Each of the aforesaid aspects of Krishna has something more to it apart from beauty. They all carry the element of the eternal truth in them.
The Flute
When one thinks of Krishna, the flute is what that pops up in the mind after the Lord's form. Mellifluous music flows out of it when Krishna breathes air into it. Both the animate and inanimate were charmed by it.
The music that came forth from Krishna's flute was capable of stilling the mind and immersing the listeners in eternal bliss. It immerses one into the Anahata sound, the unmade sound or the primal sound. The Gopis lost themselves to the music of the flute.
The flute is an embodiment of the human body. It is always used as a metaphor for spiritual surrender. It is the Lord who breathes life into it which pours forth as melody. The melody is possible only because it is being handled by the Lord. So also only when one surrenders to the Lord, the music of life flows smoothly.
The Peacock Feather
One cannot miss the peacock feather which Krishna sports on His head. The Peacock feather has all the seven colours in it. He wears it to signify the entire range of colours which portray human beings so different from each other in the periphery yet beyond all distinctions as they are all in Him, the centre. He encompasses the whole universe in Him.

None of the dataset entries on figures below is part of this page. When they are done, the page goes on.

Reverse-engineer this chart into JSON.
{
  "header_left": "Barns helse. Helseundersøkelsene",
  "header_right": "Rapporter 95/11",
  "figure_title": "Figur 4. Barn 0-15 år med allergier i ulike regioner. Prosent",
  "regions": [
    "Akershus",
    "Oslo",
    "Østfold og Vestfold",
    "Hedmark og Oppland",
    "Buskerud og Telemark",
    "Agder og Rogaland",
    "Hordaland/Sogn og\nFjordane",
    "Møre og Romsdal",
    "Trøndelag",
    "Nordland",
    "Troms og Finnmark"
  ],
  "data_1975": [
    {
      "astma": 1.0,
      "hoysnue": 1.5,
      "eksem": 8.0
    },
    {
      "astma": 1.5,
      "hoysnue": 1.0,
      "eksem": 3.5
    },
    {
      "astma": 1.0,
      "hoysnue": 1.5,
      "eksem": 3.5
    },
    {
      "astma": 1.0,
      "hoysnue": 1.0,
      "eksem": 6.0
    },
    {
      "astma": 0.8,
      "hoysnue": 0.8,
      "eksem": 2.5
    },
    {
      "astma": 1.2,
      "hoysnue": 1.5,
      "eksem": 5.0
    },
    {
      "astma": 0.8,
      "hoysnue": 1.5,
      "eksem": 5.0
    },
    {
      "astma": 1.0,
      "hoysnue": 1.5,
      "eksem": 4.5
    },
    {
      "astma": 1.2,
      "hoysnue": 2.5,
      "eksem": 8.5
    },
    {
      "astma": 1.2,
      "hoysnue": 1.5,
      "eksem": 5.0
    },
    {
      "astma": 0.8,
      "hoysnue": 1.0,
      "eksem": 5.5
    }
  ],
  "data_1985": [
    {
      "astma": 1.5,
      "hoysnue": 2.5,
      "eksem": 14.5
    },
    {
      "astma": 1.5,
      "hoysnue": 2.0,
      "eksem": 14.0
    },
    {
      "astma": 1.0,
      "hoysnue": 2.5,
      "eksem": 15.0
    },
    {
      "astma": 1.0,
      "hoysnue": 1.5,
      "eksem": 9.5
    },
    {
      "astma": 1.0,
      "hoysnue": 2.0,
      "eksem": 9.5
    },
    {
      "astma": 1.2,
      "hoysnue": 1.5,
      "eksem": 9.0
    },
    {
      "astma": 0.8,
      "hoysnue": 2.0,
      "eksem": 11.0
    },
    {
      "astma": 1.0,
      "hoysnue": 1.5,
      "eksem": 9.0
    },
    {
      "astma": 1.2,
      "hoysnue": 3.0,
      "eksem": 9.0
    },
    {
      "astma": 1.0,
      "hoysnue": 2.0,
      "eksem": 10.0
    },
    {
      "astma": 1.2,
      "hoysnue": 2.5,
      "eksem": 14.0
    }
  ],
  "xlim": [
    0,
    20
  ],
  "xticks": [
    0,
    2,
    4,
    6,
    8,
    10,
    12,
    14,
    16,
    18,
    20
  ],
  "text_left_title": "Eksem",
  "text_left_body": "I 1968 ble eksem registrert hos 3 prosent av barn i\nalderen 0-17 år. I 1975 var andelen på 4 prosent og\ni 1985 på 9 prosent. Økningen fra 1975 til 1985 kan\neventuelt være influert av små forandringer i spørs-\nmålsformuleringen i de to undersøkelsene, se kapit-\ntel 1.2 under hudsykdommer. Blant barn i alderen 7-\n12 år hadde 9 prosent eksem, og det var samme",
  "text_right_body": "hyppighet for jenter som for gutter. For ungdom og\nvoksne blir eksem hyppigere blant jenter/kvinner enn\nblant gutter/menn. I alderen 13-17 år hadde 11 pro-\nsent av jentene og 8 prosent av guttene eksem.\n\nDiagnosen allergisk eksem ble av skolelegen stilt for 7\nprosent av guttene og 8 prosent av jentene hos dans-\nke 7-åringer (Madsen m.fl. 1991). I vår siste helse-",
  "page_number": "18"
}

The Blue Colour of Krishna
Krishna is also addressed as 'Ratnabahu' as His hands looked as if they were carved out of Sapphire. He is also called as the 'Ujjvala Nilamani' which means a brilliant dark blue gem.
The Lord is blue in order to indicate that He is infinite. The sky is infinite and blue in colour. Hence Krishna is in blue in order to indicate His immeasurable vastness, His all pervasiveness. It also indicates that it is impossible to perceive the Lord owing to His limitlessness.
Butter, His favourite
It is a well known fact that Krishna loved butter. He stealthily stole butter and savoured them. It was beyond the will of Yashoda to reprimand Him when complaints poured in, owing to His adorable naughtiness. One cannot help but adore the naughtiness of little Krishna when heard or read.
Butter stands for the human heart. He stealthy and effortlessly steals the hearts of people. One cannot help but melt like the butter out of devotion when one comes into His fold.
The Gopis
The Gopis depict the Jeevatma (Individual soul) allured by the Paramatma, Krishna (the Absolute), yearning for eternal consummation. It is but the yearning of the individual soul to merge with the absolute that is portrayed in the love and devotion of the Gopis
Vrindavan
Vrindavan is the hearts of the devotees where the Lord sports ceaselessly, and Krishna Himself is the pure consciousness, the ultimate reality and the essence of all that is created.
On Janmashtami lets us all surrender to the infinite blue Lord, like the flute, and realise his ceaseless sporting in Vrindavan, our hearts, understanding that we all are made of the same essence and are in Him, recalling the significance of the peacock feather and forever melting with devotion like the butter.